Lately, I have been finding it difficult to coordinate my weight loss/ maintenance goals with my life. For so long I have been able to strike the balance that has made this journey possible. What comes with that are these states of disequilibrium. There have been periods of time, like now, where I can’t seem to catch it – balance eludes me and my “tower” falls. Yesterday was the turning point, I said yes to my health so I could say no to the old habits (overeating) that used to help me deal with stress. I found my balance.

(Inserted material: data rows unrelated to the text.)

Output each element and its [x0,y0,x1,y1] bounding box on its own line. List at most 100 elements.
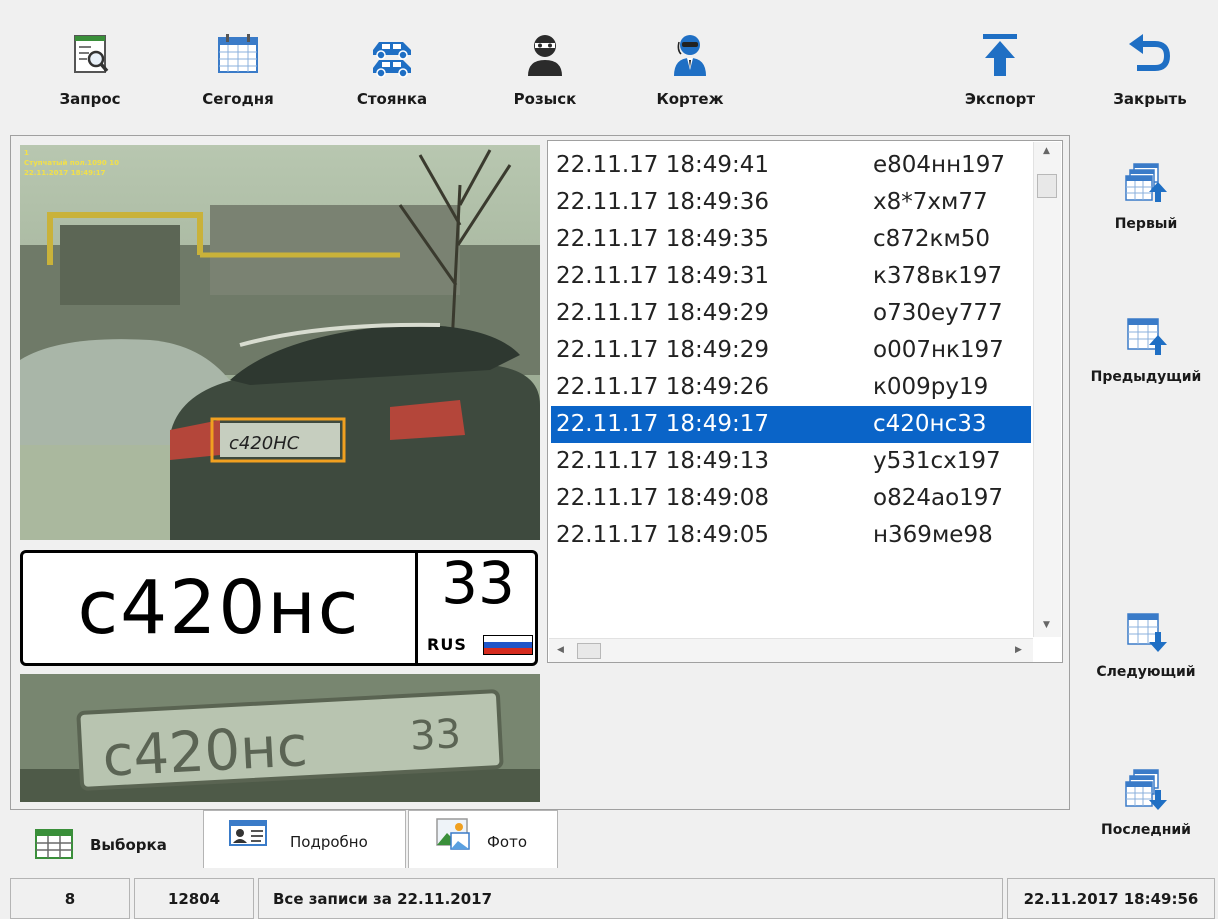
table-next-icon [1127,613,1167,652]
list-row[interactable]: 22.11.17 18:49:41 е804нн197 [551,147,1031,184]
wanted-label: Розыск [513,90,577,108]
tab-photo[interactable]: Фото [408,810,558,868]
crop-region-text: 33 [409,711,462,760]
scroll-right-arrow-icon[interactable]: ▶ [1015,645,1022,655]
last-label: Последний [1101,822,1191,838]
close-button[interactable]: Закрыть [1100,30,1200,120]
status-message: Все записи за 22.11.2017 [258,878,1003,919]
export-label: Экспорт [964,90,1036,108]
list-row[interactable]: 22.11.17 18:49:05 н369ме98 [551,517,1031,554]
wanted-button[interactable]: Розыск [495,30,595,120]
status-count-value: 8 [64,889,76,908]
parking-button[interactable]: Стоянка [342,30,442,120]
status-count: 8 [10,878,130,919]
next-record-button[interactable]: Следующий [1080,610,1212,680]
camera-overlay-id: 1 [24,149,29,157]
row-time: 22.11.17 18:49:29 [556,337,770,363]
svg-text:c420HC: c420HC [229,433,300,454]
tab-photo-label: Фото [487,833,528,851]
list-row[interactable]: 22.11.17 18:49:29 о730еу777 [551,295,1031,332]
list-row[interactable]: 22.11.17 18:49:13 у531сх197 [551,443,1031,480]
row-time: 22.11.17 18:49:17 [556,411,770,437]
row-plate: е804нн197 [873,152,1006,178]
scroll-up-arrow-icon[interactable]: ▲ [1043,146,1050,156]
table-previous-icon [1127,318,1167,355]
vertical-scroll-thumb[interactable] [1037,174,1057,198]
plate-number: с420нс [77,565,361,651]
row-time: 22.11.17 18:49:31 [556,263,770,289]
list-row[interactable]: 22.11.17 18:49:26 к009ру19 [551,369,1031,406]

Self-discovery never looks as profound on the screen as it is in the experience but this was a profound moment. I have uncovered another facet of this journey. I was able to look at myself in a very open and objective way. In other words I saw myself free from excuses or avoidance, instead of looking away I leaned in and paid attention to what I was doing and why I was doing it. I have been overeating to avoid stress and that’s not really helping me. It’s so true that you can’t unsee something, once you know it’s there. In my case I could see the old behavior for what it was and so I was able to turn it off. I rolled over 6 SmartPoints and had a satisfying day on plan.
My last words to you today are, don’t beat yourself up. Be kind, and you should expect to see your “tower” come cashing down because striking a balance on this journey can be daunting. However, keep rebuilding because each time you do you’ll learn something new and important about who you are. You can do it, I believe in you.